Chez un patient qui avait une forte probabilité d’être
malade, un résultat positif contribue à confirmer le
diagnostic et un résultat négatif risque d’être un faux
négatif et ne devrait pas conduire à réfuter le diagnostic
mais plutôt à refaire le test (ou une autre investigation)

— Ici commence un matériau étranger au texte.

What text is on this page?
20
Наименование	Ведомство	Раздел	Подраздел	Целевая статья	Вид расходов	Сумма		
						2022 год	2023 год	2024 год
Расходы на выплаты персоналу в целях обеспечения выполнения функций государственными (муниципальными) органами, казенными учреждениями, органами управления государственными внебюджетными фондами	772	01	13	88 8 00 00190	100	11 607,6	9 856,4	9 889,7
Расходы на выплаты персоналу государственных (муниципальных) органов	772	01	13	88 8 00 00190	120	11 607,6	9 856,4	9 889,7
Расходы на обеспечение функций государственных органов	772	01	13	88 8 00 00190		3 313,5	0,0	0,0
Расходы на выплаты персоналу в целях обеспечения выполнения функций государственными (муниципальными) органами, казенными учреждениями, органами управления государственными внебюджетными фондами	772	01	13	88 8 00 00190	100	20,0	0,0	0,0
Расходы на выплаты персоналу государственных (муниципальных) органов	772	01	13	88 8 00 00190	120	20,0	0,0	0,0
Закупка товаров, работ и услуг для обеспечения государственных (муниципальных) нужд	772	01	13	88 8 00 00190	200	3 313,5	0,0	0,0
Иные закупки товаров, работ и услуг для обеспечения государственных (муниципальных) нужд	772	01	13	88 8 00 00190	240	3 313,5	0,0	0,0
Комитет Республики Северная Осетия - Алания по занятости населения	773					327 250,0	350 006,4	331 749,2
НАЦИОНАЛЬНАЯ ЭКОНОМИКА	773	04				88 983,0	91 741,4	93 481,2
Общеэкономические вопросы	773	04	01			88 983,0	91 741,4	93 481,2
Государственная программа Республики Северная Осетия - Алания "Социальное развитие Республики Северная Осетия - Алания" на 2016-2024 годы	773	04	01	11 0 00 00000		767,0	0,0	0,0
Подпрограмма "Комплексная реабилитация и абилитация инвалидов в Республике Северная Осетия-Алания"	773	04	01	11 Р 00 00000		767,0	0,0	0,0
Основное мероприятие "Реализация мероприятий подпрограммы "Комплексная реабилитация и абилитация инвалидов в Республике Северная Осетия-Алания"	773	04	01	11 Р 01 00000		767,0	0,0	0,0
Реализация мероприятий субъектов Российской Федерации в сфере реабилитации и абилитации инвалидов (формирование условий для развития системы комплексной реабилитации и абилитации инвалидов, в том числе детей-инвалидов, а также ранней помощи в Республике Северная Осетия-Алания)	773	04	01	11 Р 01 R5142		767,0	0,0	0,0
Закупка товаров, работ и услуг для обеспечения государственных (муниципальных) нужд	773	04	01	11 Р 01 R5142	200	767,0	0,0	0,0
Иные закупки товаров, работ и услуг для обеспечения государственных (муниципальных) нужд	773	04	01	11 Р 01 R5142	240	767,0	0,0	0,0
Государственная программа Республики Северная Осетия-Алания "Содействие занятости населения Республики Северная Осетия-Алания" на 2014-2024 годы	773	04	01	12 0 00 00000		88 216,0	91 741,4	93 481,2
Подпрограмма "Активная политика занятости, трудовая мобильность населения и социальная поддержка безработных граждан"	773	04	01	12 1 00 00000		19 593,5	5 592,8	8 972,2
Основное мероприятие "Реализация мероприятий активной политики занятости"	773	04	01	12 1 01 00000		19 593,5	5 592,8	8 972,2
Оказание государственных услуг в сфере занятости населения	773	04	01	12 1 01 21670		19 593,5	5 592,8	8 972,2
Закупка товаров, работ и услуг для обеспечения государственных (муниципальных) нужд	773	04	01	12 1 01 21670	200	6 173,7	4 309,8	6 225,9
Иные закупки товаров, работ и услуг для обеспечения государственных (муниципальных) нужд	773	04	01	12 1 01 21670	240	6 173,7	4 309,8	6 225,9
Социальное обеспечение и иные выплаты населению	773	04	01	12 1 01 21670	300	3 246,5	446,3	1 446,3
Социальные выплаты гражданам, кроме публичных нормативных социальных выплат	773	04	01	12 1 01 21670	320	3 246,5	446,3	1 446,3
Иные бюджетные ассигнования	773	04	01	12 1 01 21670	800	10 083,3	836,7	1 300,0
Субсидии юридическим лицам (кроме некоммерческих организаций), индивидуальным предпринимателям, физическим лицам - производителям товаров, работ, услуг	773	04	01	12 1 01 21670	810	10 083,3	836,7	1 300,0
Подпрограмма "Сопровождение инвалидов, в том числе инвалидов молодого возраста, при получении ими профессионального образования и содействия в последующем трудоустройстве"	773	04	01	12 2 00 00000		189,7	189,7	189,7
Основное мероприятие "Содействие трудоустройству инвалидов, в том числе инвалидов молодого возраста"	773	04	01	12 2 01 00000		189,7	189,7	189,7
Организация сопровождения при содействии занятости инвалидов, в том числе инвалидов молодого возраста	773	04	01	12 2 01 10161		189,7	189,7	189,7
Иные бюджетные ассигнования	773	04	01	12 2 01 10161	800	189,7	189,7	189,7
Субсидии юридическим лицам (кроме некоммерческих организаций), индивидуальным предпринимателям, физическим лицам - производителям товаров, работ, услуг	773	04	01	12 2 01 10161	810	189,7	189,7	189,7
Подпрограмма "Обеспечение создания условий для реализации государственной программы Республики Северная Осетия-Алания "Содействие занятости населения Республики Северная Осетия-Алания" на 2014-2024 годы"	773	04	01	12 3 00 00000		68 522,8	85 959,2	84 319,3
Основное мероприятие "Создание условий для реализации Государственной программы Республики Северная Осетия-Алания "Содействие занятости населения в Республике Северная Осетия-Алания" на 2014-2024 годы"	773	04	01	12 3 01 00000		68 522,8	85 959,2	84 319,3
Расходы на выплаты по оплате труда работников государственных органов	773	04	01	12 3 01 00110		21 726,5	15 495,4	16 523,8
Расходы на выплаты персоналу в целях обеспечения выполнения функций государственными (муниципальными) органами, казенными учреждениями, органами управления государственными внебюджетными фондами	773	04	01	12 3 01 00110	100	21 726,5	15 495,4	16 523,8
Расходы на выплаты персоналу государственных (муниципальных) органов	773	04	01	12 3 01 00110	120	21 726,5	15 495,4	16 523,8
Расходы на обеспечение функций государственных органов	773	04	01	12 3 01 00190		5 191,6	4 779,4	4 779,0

pour confirmer ce résultat.
Définition et indication
d’un dépistage de masse
:
Selon la définition de l’Organisation mondiale de la
santé, le dépistage consiste à identifier « présomptivement » à l’aide de tests,
d’examens ou d’autres techniques susceptibles d’une application
rapide, les sujets atteints d’une maladie ou d’une anomalie passée
jusque-là inaperçue.
Les tests de
dépistage doivent permettre de faire un partage entre les personnes
apparemment en bonne santé mais qui sont probablement atteintes
d’une maladie donnée et celles qui en sont probablement exemptes.
Ils n’ont pas
pour objet de poser un diagnostic.
Les personnes
pour lesquelles les résultats sont positifs ou douteux doivent être
envoyées à leur médecin pour vérification du diagnostic et, si
besoin est, traitement.
• Il existe
différentes types de dépistage :
– simple : un
test pour une maladie ; – multiple : un test pour plusieurs maladies
;
– multiphasique
: soit en plusieurs étapes, soit en utilisant plusieurs méthodes ;
– occasionnel :
proposé chaque fois qu’une personne se présente dans un service de
santé ou est en contact avec un acteur du système de santé ;
– systématique :
il concerne la population entière ;
– sélectif : il
concerne seulement une partie de la population, identifiée par
exemple par l’existence de facteurs de risque.
• Le choix d’un
programme de dépistage dépend de 3 types de critères : ceux liés à
la maladie, ceux liés à la population cible et ceux liés au test.
L’Organisation
mondiale de la santé a précisé dans 2 documents successifs, en 1968
et en 1986, quelles étaient les indications d’un test de dépistage.
La liste de 1968
stipule les critères suivants :
– il s’agit d’un
problème de santé important ;
– il existe un
traitement préventif et (ou) curatif ;
– il existe des
lieux permettant la prise en charge des patients ;
– la maladie
présente une phase de latence ;
– il existe un
test ayant une sensibilité et une spécificité correctes ;
– les test est
acceptable par la population ;
– il existe dans
la communauté scientifique un accord sur les modalités de prise en
charge des patients ;
– le rapport
entre le coût du dépistage et les bénéfices attendus est correct ;
– le dépistage
s’inscrit dans un processus dynamique.
• Une nouvelle
liste de critères d’indication d’un test de dépistage a été publiée
en 1986 :
– la population
cible est identifiée ;
– les individus
cibles (c’est-à-dire les individus à risque) sont identifiés ;
– l’observance
du dépistage est élevée c’est-à-dire que, parmi les individus cibles
qui sont pressentis pour le dépistage, un pourcentage élevé accepte
d’être dépisté ;
– il existe des
sites permettant le recueil et l’analyse des données des tests de
dépistage ;
– il existe des
sites permettant la prise en charge des patients ayant un résultat
positif pour le dépistage ;
– il existe des
filières de prise en charge des patients ayant un résultat positif ;
– le programme
de dépistage fait l’objet d’un suivi et d’une évaluation de ses
résultats.
• Lorsqu’on
envisage de proposer un test de dépistage, il importe de préciser
quelle est la population cible.
Les
caractéristiques de cette population sont d’abord une prévalence
élevée de la maladie.
Un test à visée diagnostique s’applique à des patients a
priori malades, l’objectif est de préciser la probabilité
que le patient soit ou non porteur d’une maladie.
Cette
probabilité est exprimée par les valeurs prédictives
(respectivement positive et négative) ; ces valeurs
dépendent des qualités intrinsèques du test (sensibilité et
spécificité) mais aussi de la prévalence de la maladie
dans la population d’où est issu le patient.
Un test de dépistage concerne des personnes apparemment
en bonne santé, il est pratiqué sur des groupes de
population, le plus souvent à risque.
Dans le cadre du
dépistage, les tests sensibles sont privilégiés.
Les faux
négatifs sont ensuite éliminés par un second test spécifique.